Die als RADA bekannte Militärpolizei für Spezialoperationen mit Sitz in Tripolis unter der Leitung von Abdul Rauf Kara, die dem Innenministerium der ‚Einheitsregierung‘ von Fathi Bashagha zugehörig ist, hat eine Reihe neuer drakonischer Vorschriften das soziale Leben betreffend erlassen. Es geht dabei vor allem um die Rechte von Frauen in sozialen Räumen wie Cafés und Restaurants. RADA ist auch für das Mitiga-Gefängnis verantwortlich, das für grobe Menschenrechtsverletzungen bekannt ist.

Die neuen Vorschriften sollen von Polizistinnen durchgesetzt werden, die befugt sind, Personen zu verhaften, die gegen die nun in Kraft getretenen Bestimmungen verstoßen.

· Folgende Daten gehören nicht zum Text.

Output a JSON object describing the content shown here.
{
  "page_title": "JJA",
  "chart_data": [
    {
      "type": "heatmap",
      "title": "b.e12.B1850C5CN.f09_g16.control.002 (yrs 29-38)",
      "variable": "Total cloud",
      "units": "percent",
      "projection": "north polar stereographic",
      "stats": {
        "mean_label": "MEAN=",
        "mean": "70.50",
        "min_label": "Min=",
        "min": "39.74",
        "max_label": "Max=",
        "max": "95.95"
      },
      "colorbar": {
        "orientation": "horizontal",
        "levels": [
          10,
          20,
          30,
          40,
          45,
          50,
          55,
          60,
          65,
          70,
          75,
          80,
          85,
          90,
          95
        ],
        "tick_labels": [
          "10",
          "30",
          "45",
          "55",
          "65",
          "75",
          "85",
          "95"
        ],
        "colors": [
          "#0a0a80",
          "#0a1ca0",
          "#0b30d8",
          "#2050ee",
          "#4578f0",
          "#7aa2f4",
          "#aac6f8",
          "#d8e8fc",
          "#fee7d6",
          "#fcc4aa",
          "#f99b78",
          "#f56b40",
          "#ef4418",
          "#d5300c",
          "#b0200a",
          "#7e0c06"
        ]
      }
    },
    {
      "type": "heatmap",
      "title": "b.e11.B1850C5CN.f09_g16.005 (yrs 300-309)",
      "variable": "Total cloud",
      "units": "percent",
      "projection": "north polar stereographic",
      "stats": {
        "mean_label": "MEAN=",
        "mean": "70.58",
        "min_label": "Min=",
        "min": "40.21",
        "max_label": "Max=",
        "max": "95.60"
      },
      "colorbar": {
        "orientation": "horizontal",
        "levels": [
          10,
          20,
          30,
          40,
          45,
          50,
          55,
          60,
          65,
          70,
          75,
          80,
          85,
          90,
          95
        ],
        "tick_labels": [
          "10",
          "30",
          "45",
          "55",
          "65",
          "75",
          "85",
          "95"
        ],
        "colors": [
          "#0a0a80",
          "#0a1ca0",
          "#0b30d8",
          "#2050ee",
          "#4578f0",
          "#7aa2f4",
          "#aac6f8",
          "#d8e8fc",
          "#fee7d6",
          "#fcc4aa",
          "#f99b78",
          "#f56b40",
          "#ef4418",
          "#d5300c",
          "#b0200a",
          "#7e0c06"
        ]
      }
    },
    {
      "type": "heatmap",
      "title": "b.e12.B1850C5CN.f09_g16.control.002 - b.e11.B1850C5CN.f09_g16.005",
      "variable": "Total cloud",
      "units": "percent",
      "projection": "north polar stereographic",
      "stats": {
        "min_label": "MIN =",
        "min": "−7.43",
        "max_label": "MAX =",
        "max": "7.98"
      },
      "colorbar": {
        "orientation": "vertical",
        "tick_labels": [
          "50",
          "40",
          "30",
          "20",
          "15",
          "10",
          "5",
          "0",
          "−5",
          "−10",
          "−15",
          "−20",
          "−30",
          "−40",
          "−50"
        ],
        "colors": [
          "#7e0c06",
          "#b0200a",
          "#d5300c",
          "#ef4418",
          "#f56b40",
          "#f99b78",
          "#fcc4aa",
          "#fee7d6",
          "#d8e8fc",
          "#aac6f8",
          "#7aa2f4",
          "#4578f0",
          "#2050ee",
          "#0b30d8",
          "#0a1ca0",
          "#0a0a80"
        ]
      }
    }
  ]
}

Laut diesen Vorschriften ist es verboten, dass „Männer und Frauen zusammensitzen, außer sie haben einen gültigen Ehevertrag, aus dem hervorgeht, dass die Frau keine Freundin, Kollegin oder Geliebte ist. Es ist Frauen und Mädchen auch verboten, gemischte öffentliche Cafés zu betreten. Sie können Örtlichkeiten betreten, die als reine Familien-Cafés ausgewiesen sind.“

Auf der Website des Mozart Catering in Tripolis heißt es bereits, dass Paare ab sofort ihren Ehevertrag vorlegen müssen, wenn sie die Lokalität betreten.